VANCOUVER, Wash. - It can take Mother Nature 1,000 years to grow a forest. But Nikolay Strigul, assistant professor of mathematics and statistics at Washington State University Vancouver, can grow one on a computer in three weeks.
He and Jean Lienard, a mathematics postdoctoral researcher, created the first computer simulation that grows realistic forests down to the branches, leaves and roots of individual trees. They are using the simulation, detailed in a new paper in Royal Society Open Science, to determine how drought, warmer weather, more frequent wildfires and other climate-related changes will affect forests across North America.
They have already used the computer model to predict increases in fire rates and plant growth in Quebec hardwood forests due to rising CO2 levels and warmer temperatures.
Real trees are on the right. Trees on the left were made using imaging data collected by aerial drones and the LES forest simulator. Credit: Washington State University
"We call our model LES after the Russian word for forest," said Strigul, who grew up in Russia and came to the U.S. In 2001. "It is a tool that forest managers can use to create 3D representations of their own forests and simulate what will happen to them in the future."
Intricate detail, adjustable scale
LES uses recent advances in computing power to grow 100×100-meter stands of drought and shade tolerant trees that can then be scaled up to actual forest size.
The model is unique in several ways. First, it is the only forest-growing simulator that creates intricate root systems and canopy structures for each tree. Previous forest simulators could either grow one or the other.
Below ground, the roots of different trees in LES compete for water resources in each pixel of the model. Above ground, the leaves in each tree's canopy compete for sunlight in a similar fashion. Over time, the trees' canopies change shape to expose their leaves to more sunlight.
The researchers use a combination of data from the U.S. Department of Agriculture's Forest Inventory and Analysis Program and other forestry databases, as well as aerial reconnaissance from UAVs, to customize their model to particular forests. The simulator lets scientists project how changing climate conditions will impact forests over thousands of years.
"In cooperation with the U.S. Forest Service, we developed a method where we fly drones around a forest and take pictures and gather other imaging information," Lienard said. "We use this data to develop 3D models that have real distributions of space and ecological features.
Details of our drone work were recently published in PLOS One and Measurement Science and Technology," he said. "It is a method that can be adapted for practically any forest."
The effects of a changing climate
For large parts of North America, climate change is leading to more frequent drought, warmer weather and other varying natural conditions.
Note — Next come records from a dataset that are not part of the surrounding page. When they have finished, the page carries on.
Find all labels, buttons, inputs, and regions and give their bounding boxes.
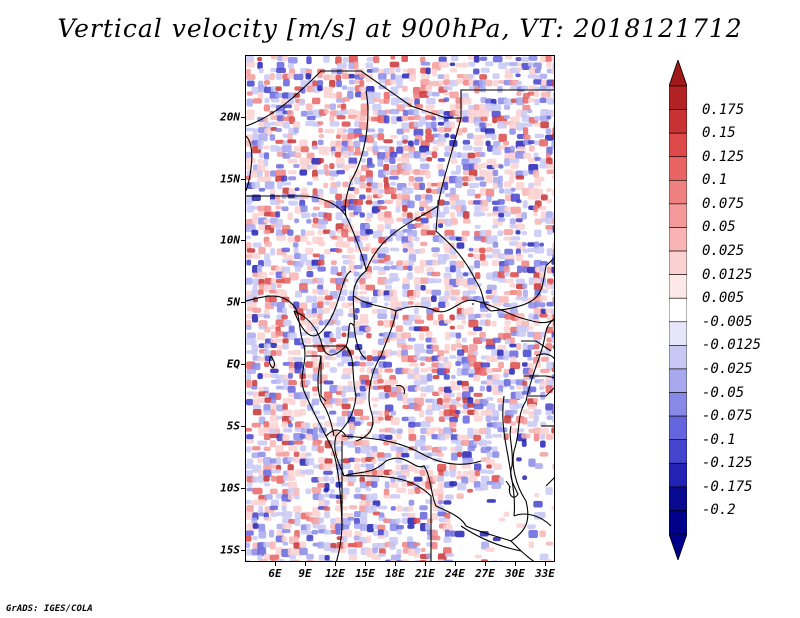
lon-label-18e: 18E	[385, 567, 405, 580]
colorbar-bin	[669, 250, 687, 275]
colorbar-bin	[669, 85, 687, 110]
lat-label-5s: 5S	[226, 419, 240, 433]
lon-tick	[515, 562, 516, 566]
lat-tick	[241, 425, 245, 427]
colorbar-bin	[669, 109, 687, 134]
colorbar-label: -0.175	[702, 478, 753, 495]
colorbar-bin	[669, 439, 687, 464]
colorbar-label: -0.1	[702, 431, 736, 448]
colorbar-label: -0.075	[702, 408, 753, 425]
colorbar-bin	[669, 368, 687, 393]
colorbar-label: 0.0125	[702, 266, 753, 283]
lat-label-10n: 10N	[220, 233, 240, 247]
colorbar-bin	[669, 180, 687, 205]
lon-label-30e: 30E	[505, 567, 525, 580]
lon-label-12e: 12E	[325, 567, 345, 580]
colorbar-bin	[669, 345, 687, 370]
colorbar-under-arrow	[669, 533, 687, 560]
lon-tick	[455, 562, 456, 566]
colorbar-label: 0.05	[702, 219, 736, 236]
lon-label-9e: 9E	[298, 567, 312, 580]
colorbar-bin	[669, 203, 687, 228]
lat-tick	[241, 302, 245, 304]
lat-label-5n: 5N	[226, 295, 240, 309]
lon-label-21e: 21E	[415, 567, 435, 580]
colorbar-label: -0.005	[702, 313, 753, 330]
colorbar-label: 0.175	[702, 101, 745, 118]
colorbar-label: 0.15	[702, 125, 736, 142]
colorbar-label: -0.125	[702, 455, 753, 472]
colorbar-label: 0.1	[702, 172, 728, 189]
lon-label-33e: 33E	[535, 567, 555, 580]
lon-tick	[275, 562, 276, 566]
colorbar-label: 0.075	[702, 195, 745, 212]
lon-label-15e: 15E	[355, 567, 375, 580]
colorbar-label: 0.025	[702, 243, 745, 260]
lat-label-15s: 15S	[220, 543, 240, 557]
colorbar-bin	[669, 274, 687, 299]
colorbar	[669, 60, 687, 560]
lat-label-10s: 10S	[220, 481, 240, 495]
grads-credit: GrADS: IGES/COLA	[6, 604, 93, 614]
lat-tick	[241, 178, 245, 180]
lat-tick	[241, 116, 245, 118]
colorbar-bin	[669, 462, 687, 488]
lon-tick	[485, 562, 486, 566]
colorbar-label: 0.005	[702, 290, 745, 307]
lon-label-27e: 27E	[475, 567, 495, 580]
lon-label-24e: 24E	[445, 567, 465, 580]
lat-tick	[241, 240, 245, 242]
country-borders	[246, 70, 554, 561]
map-panel	[245, 55, 555, 562]
colorbar-bin	[669, 321, 687, 346]
colorbar-bin	[669, 297, 687, 323]
colorbar-over-arrow	[669, 60, 687, 87]
lat-label-15n: 15N	[220, 172, 240, 186]
colorbar-bin	[669, 392, 687, 417]
colorbar-label: 0.125	[702, 148, 745, 165]
lat-tick	[241, 549, 245, 551]
lon-tick	[425, 562, 426, 566]
lon-tick	[395, 562, 396, 566]
colorbar-label: -0.2	[702, 502, 736, 519]
velocity-field	[246, 56, 554, 561]
colorbar-label: -0.05	[702, 384, 745, 401]
colorbar-bin	[669, 486, 687, 511]
lon-tick	[365, 562, 366, 566]
colorbar-bin	[669, 510, 687, 535]
lon-tick	[305, 562, 306, 566]
lat-label-20n: 20N	[220, 110, 240, 124]
lat-label-eq: EQ	[226, 357, 240, 371]
colorbar-bin	[669, 227, 687, 252]
colorbar-bin	[669, 156, 687, 181]
lat-tick	[241, 487, 245, 489]
lon-label-6e: 6E	[268, 567, 282, 580]
lat-tick	[241, 364, 245, 366]
chart-title: Vertical velocity [m/s] at 900hPa, VT: 2…	[57, 14, 743, 43]
lon-tick	[545, 562, 546, 566]
colorbar-label: -0.0125	[702, 337, 762, 354]
colorbar-bin	[669, 132, 687, 158]
colorbar-label: -0.025	[702, 360, 753, 377]
colorbar-bin	[669, 415, 687, 440]
lon-tick	[335, 562, 336, 566]
vertical-velocity-map	[246, 56, 554, 561]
What effect this will have on forests and their ability to recover from dynamic disturbances like wildfires or clear-cutting is difficult to determine.Scientists know relatively little about the mechanics that drive forest recovery. The process can take several decades to document and involves trees with diverse physiological characteristics competing for resources over large and ecologically varied areas.
Strigul and Lienard plan to use LES to help forest managers determine which species of trees and other ecological factors are necessary for forests to reestablish themselves after being destroyed by wildfires and other disturbances.
"Drive an hour east along the Columbia River from Vancouver and you will notice a complete transition from very dense forests to savanna and then to desert," Strigul said. "The fear is that drier conditions in the future will prevent forests in places like Washington from reestablishing themselves after a clear-cut or wildfire. This could lead to increasing amounts of once-forested areas converted to desert.
"Our model can help predict if forests are at risk of desertification or other climate change-related processes and identify what can be done to conserve these systems," he said.